There had been less than twenty nova fighters in the Syntactic Cluster when Kira and her friends had arrived. They weren’t solely responsible for Redward’s sudden explosion in starfighter capability—that had taken unintentional assistance from several old enemies—but they’d certainly helped nurture it.
But there were very few people in the six habitable systems of the Cluster who Kira would trust to maintain a nova fighter—and most of them already worked for either the Redward Royal Fleet or Kira Demirci herself.
“We’ve been training techs almost as hard and fast as we’ve been training pilots,” Kira reminded him. “And techs have a lower casualty rate.”
That rate wasn’t zero.

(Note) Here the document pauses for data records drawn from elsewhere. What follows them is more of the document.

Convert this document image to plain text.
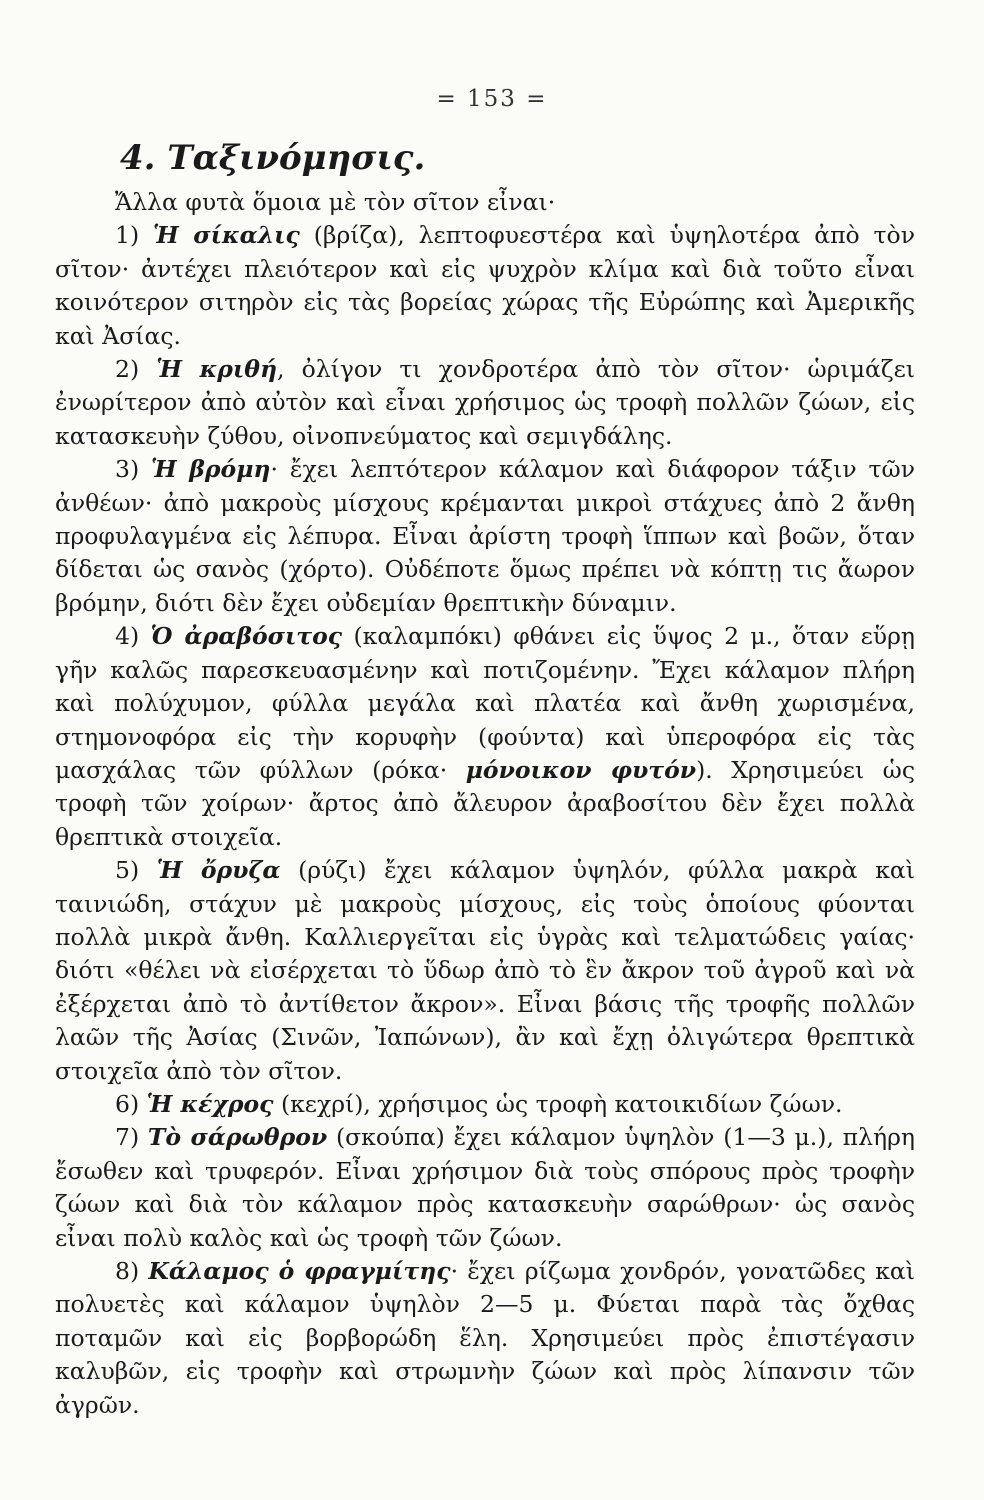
= 153 =
4. Ταξινόμησις.

Ἄλλα φυτὰ ὅμοια μὲ τὸν σῖτον εἶναι·

1) Ἡ σίκαλις (βρίζα), λεπτοφυεστέρα καὶ ὑψηλοτέρα ἀπὸ τὸν σῖτον· ἀντέχει πλειότερον καὶ εἰς ψυχρὸν κλίμα καὶ διὰ τοῦτο εἶναι κοινότερον σιτηρὸν εἰς τὰς βορείας χώρας τῆς Εὐρώπης καὶ Ἀμερικῆς καὶ Ἀσίας.

2) Ἡ κριθή, ὀλίγον τι χονδροτέρα ἀπὸ τὸν σῖτον· ὡριμάζει ἐνωρίτερον ἀπὸ αὐτὸν καὶ εἶναι χρήσιμος ὡς τροφὴ πολλῶν ζώων, εἰς κατασκευὴν ζύθου, οἰνοπνεύματος καὶ σεμιγδάλης.

3) Ἡ βρόμη· ἔχει λεπτότερον κάλαμον καὶ διάφορον τάξιν τῶν ἀνθέων· ἀπὸ μακροὺς μίσχους κρέμανται μικροὶ στάχυες ἀπὸ 2 ἄνθη προφυλαγμένα εἰς λέπυρα. Εἶναι ἀρίστη τροφὴ ἵππων καὶ βοῶν, ὅταν δίδεται ὡς σανὸς (χόρτο). Οὐδέποτε ὅμως πρέπει νὰ κόπτῃ τις ἄωρον βρόμην, διότι δὲν ἔχει οὐδεμίαν θρεπτικὴν δύναμιν.

4) Ὁ ἀραβόσιτος (καλαμπόκι) φθάνει εἰς ὕψος 2 μ., ὅταν εὕρῃ γῆν καλῶς παρεσκευασμένην καὶ ποτιζομένην. Ἔχει κάλαμον πλήρη καὶ πολύχυμον, φύλλα μεγάλα καὶ πλατέα καὶ ἄνθη χωρισμένα, στημονοφόρα εἰς τὴν κορυφὴν (φούντα) καὶ ὑπεροφόρα εἰς τὰς μασχάλας τῶν φύλλων (ρόκα· μόνοικον φυτόν). Χρησιμεύει ὡς τροφὴ τῶν χοίρων· ἄρτος ἀπὸ ἄλευρον ἀραβοσίτου δὲν ἔχει πολλὰ θρεπτικὰ στοιχεῖα.

5) Ἡ ὄρυζα (ρύζι) ἔχει κάλαμον ὑψηλόν, φύλλα μακρὰ καὶ ταινιώδη, στάχυν μὲ μακροὺς μίσχους, εἰς τοὺς ὁποίους φύονται πολλὰ μικρὰ ἄνθη. Καλλιεργεῖται εἰς ὑγρὰς καὶ τελματώδεις γαίας· διότι «θέλει νὰ εἰσέρχεται τὸ ὕδωρ ἀπὸ τὸ ἓν ἄκρον τοῦ ἀγροῦ καὶ νὰ ἐξέρχεται ἀπὸ τὸ ἀντίθετον ἄκρον». Εἶναι βάσις τῆς τροφῆς πολλῶν λαῶν τῆς Ἀσίας (Σινῶν, Ἰαπώνων), ἂν καὶ ἔχῃ ὀλιγώτερα θρεπτικὰ στοιχεῖα ἀπὸ τὸν σῖτον.

6) Ἡ κέχρος (κεχρί), χρήσιμος ὡς τροφὴ κατοικιδίων ζώων.

7) Τὸ σάρωθρον (σκούπα) ἔχει κάλαμον ὑψηλὸν (1—3 μ.), πλήρη ἔσωθεν καὶ τρυφερόν. Εἶναι χρήσιμον διὰ τοὺς σπόρους πρὸς τροφὴν ζώων καὶ διὰ τὸν κάλαμον πρὸς κατασκευὴν σαρώθρων· ὡς σανὸς εἶναι πολὺ καλὸς καὶ ὡς τροφὴ τῶν ζώων.

8) Κάλαμος ὁ φραγμίτης· ἔχει ρίζωμα χονδρόν, γονατῶδες καὶ πολυετὲς καὶ κάλαμον ὑψηλὸν 2—5 μ. Φύεται παρὰ τὰς ὄχθας ποταμῶν καὶ εἰς βορβορώδη ἕλη. Χρησιμεύει πρὸς ἐπιστέγασιν καλυβῶν, εἰς τροφὴν καὶ στρωμνὴν ζώων καὶ πρὸς λίπανσιν τῶν ἀγρῶν.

The RRF had lost enough capital ships with their tech crews aboard over the last few years to prevent that—but they’d also lost over half of their existing pilot base when they’d finally kicked the inner-world meddlers of the Equilibrium Institute out of the Cluster.
“But we expect to have the new ship cleared for duty by the end of the week, with a formal commissioning party once we have everyone aboard,” she noted. “My understanding is that Their Majesties are planning on making it a big deal at their expense, so I can all but guarantee the Redward side of things will run smoothly.”
Her old subordinate chuckled. “No one wants to disappoint them, that’s true. So, two weeks?”
“About that,” she confirmed.
“And when do we get to start using the name?” Colombera asked. “CVL-Four is a bit…bland. Almost Brisingrian.”
Deception was a Brisingr-built heavy cruiser and had delighted in the name K79-L in their service. The Brisingr Kaiserreich Navy, Kira’s old enemies, didn’t believe in ship names as a rule.
“Redward tradition is that it’s bad luck to name a ship before she’s finally commissioned,” Kira told him. “So, when we take full possession and turn the lights on, we start calling her by name. Until then, she’s just the hull number.”
Even if everybody knew that Redward’s fourth light carrier was going to be Huntress.